Madame G., 55 ans, est traitée depuis de nombreuses années par Sintrom (acénocoumarol) pour la prévention des complications thromboemboliques liées à la pose d’une prothèse valvulaire. Son traitement est parfaitement équilibré par un demi-comprimé par jour. Aujourd’hui, elle vient vous voir, très inquiète, car son dernier INR est très bas (1,9 au lieu de 3,5 habituellement). Cela ne lui est pas arrivé depuis plusieurs années. Après avoir discuté des conditions de survenue, le pharmacien apprend que madame G. a récemment commencé un régime strict pour perdre du poids. Ce régime consiste en un apport faible en graisses et protéines animales et en un apport important en légumes verts.

A quoi peut être due cette baisse de l’INR ?

Une modification importante de l’alimentation chez les patients sous AVK peut être responsable d’un déséquilibre du traitement anticoagulant.

ANALYSE DU CAS

Les antivitamines K inhibent la synthèse hépatique des facteurs de la coagulation vitamino-K-dépendants (facteurs II, VII, IX, X et protéines C et S). Ces derniers sont habituellement métabolisés par le foie au cours d’une réaction de carboxylation nécessitant la présence de vitamine K. Ils ont donc un pouvoir anticoagulant indirect par inhibition de facteurs indispensables à la cascade de coagulation. De fait, tout apport de vitamine K augmente les ressources nécessaires à la réaction de carboxylation et diminue donc l’effet de ces thérapeutiques.

Une des principales sources de vitamine K reste l’alimentation, notamment certains légumes verts et huiles végétales (voir encadré ci-contre). Dans le cas de cette patiente, le déséquilibre semble être dû à une consommation importante de légumes verts qu’elle ne consomme pas habituellement. Ces aliments sont une source importante de vitamine K, ce qui a entraîné une diminution de l’efficacité des AVK et donc une diminution de l’INR.

ATTITUDE À ADOPTER

Dans cette situation, plusieurs points importants sont à respecter. D’une part, le pharmacien doit expliquer à madame G. la cause du problème, à savoir la consommation inhabituelle d’une grande quantité d’aliments riches en vitamine K.

Cette consommation n’est pas interdite, mais elle doit se faire de façon régulière et sans apports massifs ponctuels. Le traitement AVK est équilibré lors de son régime alimentaire habituel. Elle ne doit pas changer brusquement d’alimentation. D’autre part, le pharmacien doit gérer le risque thrombogène lié à l’INR bas.

Il faut rappeler le prescripteur pour qu’il adapte la posologie du médicament, voire qu’il y ajoute temporairement une héparine jusqu’au retour à un INR correct. Cette adaptation se fera plus ou moins ponctuellement selon que madame G. souhaite continuer son régime ou non.
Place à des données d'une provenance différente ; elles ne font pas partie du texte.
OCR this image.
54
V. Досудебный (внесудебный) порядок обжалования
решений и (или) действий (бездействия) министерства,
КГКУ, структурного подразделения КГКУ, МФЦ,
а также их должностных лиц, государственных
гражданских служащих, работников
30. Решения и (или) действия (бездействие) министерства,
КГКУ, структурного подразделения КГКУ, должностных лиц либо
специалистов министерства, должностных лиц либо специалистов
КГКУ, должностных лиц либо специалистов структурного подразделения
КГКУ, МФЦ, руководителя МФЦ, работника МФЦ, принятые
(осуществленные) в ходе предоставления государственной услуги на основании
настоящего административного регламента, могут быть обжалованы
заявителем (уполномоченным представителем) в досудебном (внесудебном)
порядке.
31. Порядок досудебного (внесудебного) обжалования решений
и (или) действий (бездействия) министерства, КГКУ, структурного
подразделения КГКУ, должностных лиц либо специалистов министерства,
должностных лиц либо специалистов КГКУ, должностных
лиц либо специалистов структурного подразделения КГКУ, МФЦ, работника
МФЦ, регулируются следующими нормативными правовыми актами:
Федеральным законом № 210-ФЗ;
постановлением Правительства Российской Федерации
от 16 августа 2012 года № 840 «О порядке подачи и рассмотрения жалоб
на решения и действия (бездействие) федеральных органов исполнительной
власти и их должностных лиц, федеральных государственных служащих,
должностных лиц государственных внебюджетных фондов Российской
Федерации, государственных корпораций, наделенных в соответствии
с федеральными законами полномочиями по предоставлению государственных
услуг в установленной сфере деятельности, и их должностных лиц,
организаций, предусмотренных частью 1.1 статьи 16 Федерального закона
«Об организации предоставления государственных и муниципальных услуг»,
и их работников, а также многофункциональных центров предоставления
Même si elle a l’habitude de ne faire qu’un contrôle par mois, cette situation va la contraindre à un suivi beaucoup plus rapproché de l’INR durant quelques jours. L’INR peut également être fortement modifié en cas de modification alimentaire longue (Ramadan, Carême…) ou de jeûne involontaire (gastro-entérite, nausées…).

CAS N° 14 — PROFILS PARTICULIERS

Madame T. passe une cœlioscopie

Mme T., 40 ans, est traitée depuis plusieurs années par Préviscan (fluindione) pour une fibrillation auriculaire. Son traitement est bien équilibré. Elle présente un kyste ovarien bénin qui entraîne des douleurs régulières. Une opération par cœlioscopie est prévue depuis 3 mois et doit avoir lieu le lendemain. Mme T. vient à la pharmacie aujourd’hui car le chirurgien lui avait demandé d’arrêter son AVK 5 jours avant l’opération et de commencer un traitement par Fragmine (daltéparine). Mais Mme T. a oublié et a continué l’AVK sans commencer l’héparine.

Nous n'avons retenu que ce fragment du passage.